MEXICO CITY - Researchers from Mexico and the U.S. are exploring ancient archaeological sites in Mexico, near the Sonora-Arizona border. Their studies might shed light not only on the region’s past but also give context to political issues facing indigenous communities today.

The border has been an obstacle to unify archaeological studies from both sides of the border. Arizona’s sites have been largely studied, but the Sonoran ones have gained less attention as archaeology has focused more on central-south Mexico.

But a binational group of researchers at Valle de Altar, in Mexico, wants to integrate knowledge. They come from the National Institute of Anthropology and History of Mexico (INAH) and the University of Binghamton.

"I guess the first thing to say is that the U.S.-Mexico border, needless to say, has no significance for pre-Hispanic cultural development on what is now Sonora and Arizona because, of course, it didn’t exist.
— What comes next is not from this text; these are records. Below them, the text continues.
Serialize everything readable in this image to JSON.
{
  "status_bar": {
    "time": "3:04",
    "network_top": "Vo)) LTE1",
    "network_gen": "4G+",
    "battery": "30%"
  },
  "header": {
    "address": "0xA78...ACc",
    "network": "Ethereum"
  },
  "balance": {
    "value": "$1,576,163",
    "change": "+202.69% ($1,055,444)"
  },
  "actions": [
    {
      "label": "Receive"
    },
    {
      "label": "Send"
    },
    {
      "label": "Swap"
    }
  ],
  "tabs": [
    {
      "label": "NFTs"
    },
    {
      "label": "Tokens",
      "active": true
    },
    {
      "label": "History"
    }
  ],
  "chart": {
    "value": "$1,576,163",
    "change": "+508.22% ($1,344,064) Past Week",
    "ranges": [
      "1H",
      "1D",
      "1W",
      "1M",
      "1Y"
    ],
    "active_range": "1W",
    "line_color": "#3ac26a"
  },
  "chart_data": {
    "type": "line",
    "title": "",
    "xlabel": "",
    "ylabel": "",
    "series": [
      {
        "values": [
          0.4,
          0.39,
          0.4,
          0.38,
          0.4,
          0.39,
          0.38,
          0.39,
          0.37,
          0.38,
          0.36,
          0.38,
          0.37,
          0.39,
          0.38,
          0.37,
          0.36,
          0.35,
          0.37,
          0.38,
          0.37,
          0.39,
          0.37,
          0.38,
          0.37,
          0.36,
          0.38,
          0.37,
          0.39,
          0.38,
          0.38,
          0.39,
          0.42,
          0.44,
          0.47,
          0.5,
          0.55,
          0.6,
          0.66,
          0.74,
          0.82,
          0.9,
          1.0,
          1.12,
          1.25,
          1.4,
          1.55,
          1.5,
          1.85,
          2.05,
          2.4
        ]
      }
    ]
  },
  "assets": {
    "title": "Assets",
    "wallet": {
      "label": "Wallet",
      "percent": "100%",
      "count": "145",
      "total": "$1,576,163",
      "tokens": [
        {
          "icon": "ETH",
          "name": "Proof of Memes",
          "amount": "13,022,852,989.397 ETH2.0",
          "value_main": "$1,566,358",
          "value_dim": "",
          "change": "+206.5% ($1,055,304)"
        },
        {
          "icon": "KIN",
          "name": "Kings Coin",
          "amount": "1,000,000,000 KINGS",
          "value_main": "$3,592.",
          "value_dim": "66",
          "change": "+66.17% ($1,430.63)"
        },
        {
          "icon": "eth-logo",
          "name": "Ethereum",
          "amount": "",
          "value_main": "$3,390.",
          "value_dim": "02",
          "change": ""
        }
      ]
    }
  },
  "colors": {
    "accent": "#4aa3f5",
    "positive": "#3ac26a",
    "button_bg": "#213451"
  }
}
It has, however, had a very dramatic impact on archaeology and how archaeology is done," explained Randall McGuire, a distinguished professor from Binghamton who leads the team of archaeologists along with Mexican researcher Elisa Villalpando.

The team is trying to learn more from a little-known period of the Trincheras culture.

"It’s more what’s between the beginning and the end," McGuire said.

Their investigation focuses on the eighth and 14th centuries. The studies will help understand the consolidation of ancient settlements.

"We are trying to get information and data necessary for going to understand aboriginal process on a continental scale in North America," said the archaeologist.

But their studies may also help solve another present-day issue.

"The border was drawn through the Tohono O‘odham people," McGuire said. "We can demonstrate and validate with archaeology their presence in the region."

According to McGuire, their findings could demonstrate the ancestry of the Tohono O'odham in Mexico, reasserting their rights as a local indigenous group.

As for today, the INAH team is doing lab analysis of the artifacts found in the sites, while the Binghamton team works on 3D mapping of the excavations.